We created an R Shiny Application that would help us visualize different systems and answer some questions we had about the data. The current version of the application has three visualizations that give us insight about different types of tropical systems based on origin, closest tracks, and individual Latitude/Longitude points grouped by windspeed.

  1. \(\textbf{Origin}\): The first interactive visualization is the first one you see when you open the application. You can search any hurricane, tropical storm, or depresssion by both its year and name and find the first ten other systems which started within +/- 1 Latitude/Longitude of the system you are looking at and their specific tracks. Essentially, we are creating a boundary box specifically for one point: the origin of the system you choose. This would be useful when trying to predict where a new system in the future might go. For example, we might find that a system in 2018 started in the same boundary box where Hurricane Andrew originated from. Where do we think this system can go, based on previous observations?

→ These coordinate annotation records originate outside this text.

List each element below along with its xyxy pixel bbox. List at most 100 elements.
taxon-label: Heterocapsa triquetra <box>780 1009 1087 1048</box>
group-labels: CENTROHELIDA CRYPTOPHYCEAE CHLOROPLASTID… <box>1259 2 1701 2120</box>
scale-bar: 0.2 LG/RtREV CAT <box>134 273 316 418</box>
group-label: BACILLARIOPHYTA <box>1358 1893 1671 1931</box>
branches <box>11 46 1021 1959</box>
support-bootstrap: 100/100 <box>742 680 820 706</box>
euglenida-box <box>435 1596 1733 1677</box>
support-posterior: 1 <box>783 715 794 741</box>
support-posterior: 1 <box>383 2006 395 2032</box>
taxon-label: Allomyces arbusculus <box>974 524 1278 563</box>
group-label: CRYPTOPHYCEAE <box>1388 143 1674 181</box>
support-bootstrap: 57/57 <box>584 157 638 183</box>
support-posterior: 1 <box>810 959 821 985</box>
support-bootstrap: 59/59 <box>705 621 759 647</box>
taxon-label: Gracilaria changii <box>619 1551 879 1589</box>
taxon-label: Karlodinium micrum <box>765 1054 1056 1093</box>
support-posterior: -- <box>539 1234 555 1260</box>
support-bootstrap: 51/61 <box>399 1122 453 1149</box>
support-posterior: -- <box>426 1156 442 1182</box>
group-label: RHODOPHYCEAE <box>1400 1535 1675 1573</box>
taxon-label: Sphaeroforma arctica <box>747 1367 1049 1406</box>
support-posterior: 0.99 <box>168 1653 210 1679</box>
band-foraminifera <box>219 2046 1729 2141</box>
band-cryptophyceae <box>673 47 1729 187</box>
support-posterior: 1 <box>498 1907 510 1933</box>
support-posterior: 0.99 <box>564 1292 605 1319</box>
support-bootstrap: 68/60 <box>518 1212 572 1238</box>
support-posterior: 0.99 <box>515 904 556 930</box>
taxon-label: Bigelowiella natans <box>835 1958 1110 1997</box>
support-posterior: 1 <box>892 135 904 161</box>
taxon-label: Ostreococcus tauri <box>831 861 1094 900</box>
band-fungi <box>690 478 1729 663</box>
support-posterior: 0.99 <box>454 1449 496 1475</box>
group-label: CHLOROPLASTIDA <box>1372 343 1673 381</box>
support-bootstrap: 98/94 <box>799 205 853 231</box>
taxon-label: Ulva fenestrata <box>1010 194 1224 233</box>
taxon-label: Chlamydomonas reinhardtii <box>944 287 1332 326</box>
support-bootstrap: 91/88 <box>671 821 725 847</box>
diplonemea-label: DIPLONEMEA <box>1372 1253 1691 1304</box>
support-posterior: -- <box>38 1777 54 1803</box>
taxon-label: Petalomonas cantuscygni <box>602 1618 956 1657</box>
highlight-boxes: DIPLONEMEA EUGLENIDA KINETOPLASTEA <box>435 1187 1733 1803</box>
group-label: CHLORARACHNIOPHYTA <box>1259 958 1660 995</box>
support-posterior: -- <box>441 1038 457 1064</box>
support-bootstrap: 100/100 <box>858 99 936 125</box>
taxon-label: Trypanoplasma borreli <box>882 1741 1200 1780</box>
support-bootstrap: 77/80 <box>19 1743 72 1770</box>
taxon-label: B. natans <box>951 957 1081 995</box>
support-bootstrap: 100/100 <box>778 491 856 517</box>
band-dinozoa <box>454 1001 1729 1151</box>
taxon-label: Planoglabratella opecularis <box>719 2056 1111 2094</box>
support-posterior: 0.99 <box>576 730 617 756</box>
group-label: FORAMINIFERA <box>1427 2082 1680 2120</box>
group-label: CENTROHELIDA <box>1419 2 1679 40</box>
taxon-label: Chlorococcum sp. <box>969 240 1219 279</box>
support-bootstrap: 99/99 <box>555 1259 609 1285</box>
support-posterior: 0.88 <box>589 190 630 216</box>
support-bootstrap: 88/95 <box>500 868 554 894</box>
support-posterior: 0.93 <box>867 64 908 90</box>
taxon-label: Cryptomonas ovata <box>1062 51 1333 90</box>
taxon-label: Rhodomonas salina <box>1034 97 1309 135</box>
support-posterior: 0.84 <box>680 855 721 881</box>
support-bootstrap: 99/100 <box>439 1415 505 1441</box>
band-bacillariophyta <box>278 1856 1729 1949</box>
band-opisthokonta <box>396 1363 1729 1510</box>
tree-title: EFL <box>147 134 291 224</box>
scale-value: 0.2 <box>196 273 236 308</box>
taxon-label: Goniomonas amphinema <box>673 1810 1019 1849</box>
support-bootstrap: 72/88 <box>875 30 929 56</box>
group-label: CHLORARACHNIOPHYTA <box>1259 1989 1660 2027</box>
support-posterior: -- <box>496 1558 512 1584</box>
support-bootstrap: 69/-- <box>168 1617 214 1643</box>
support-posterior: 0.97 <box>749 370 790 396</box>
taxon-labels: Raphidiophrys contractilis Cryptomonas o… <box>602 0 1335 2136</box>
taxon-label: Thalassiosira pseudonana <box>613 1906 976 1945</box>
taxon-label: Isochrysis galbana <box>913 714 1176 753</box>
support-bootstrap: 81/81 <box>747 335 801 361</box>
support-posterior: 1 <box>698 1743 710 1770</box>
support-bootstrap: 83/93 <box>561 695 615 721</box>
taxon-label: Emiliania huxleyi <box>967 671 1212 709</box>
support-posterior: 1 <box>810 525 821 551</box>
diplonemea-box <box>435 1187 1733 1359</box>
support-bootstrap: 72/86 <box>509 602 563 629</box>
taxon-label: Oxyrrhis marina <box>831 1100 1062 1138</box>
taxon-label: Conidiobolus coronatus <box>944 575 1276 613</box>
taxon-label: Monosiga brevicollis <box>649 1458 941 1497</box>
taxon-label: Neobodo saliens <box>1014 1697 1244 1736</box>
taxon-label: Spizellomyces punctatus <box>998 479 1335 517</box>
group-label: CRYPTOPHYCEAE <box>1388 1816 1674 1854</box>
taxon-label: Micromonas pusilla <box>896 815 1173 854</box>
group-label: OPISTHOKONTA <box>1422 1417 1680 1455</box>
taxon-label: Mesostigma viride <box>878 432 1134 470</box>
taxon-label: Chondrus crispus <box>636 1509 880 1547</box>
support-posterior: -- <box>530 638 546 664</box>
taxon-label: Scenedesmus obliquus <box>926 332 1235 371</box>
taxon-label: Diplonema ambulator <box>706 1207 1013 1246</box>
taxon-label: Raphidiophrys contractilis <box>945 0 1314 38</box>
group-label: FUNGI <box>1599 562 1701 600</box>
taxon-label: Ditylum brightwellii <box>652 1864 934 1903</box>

  1. \(\textbf{Closest Tracks}\): This does something similar to the origin visualization, but instead of just creating a boundary box on the origin, lets create a boundary box on the \(\textbf{entire}\) specified track, find all the points that are contained in that box, and count in descending order which tracks had the most points in the boundary box. This was the most simple way to find the closest tracks for a given system. We could have used a more mathematical approach by reducing sums of squares by distance (or other methods), but this was the most simplest algorithm to do what we wanted. This tab also gives you a table of those specific tracks that were most similar to the one you chose.

  2. \(\textbf{Path Finder}\): This is a more useful function and interface one could use for future systems. You could pick a latitude, longitude, and a current wind speed and it would create another boundary box within the +/1 latitude and longitude within that specific point, and any points that had winds that were +/- 5 kt. Then it lists the first 5 tracks in descending order by how close a system is close to the wind specified.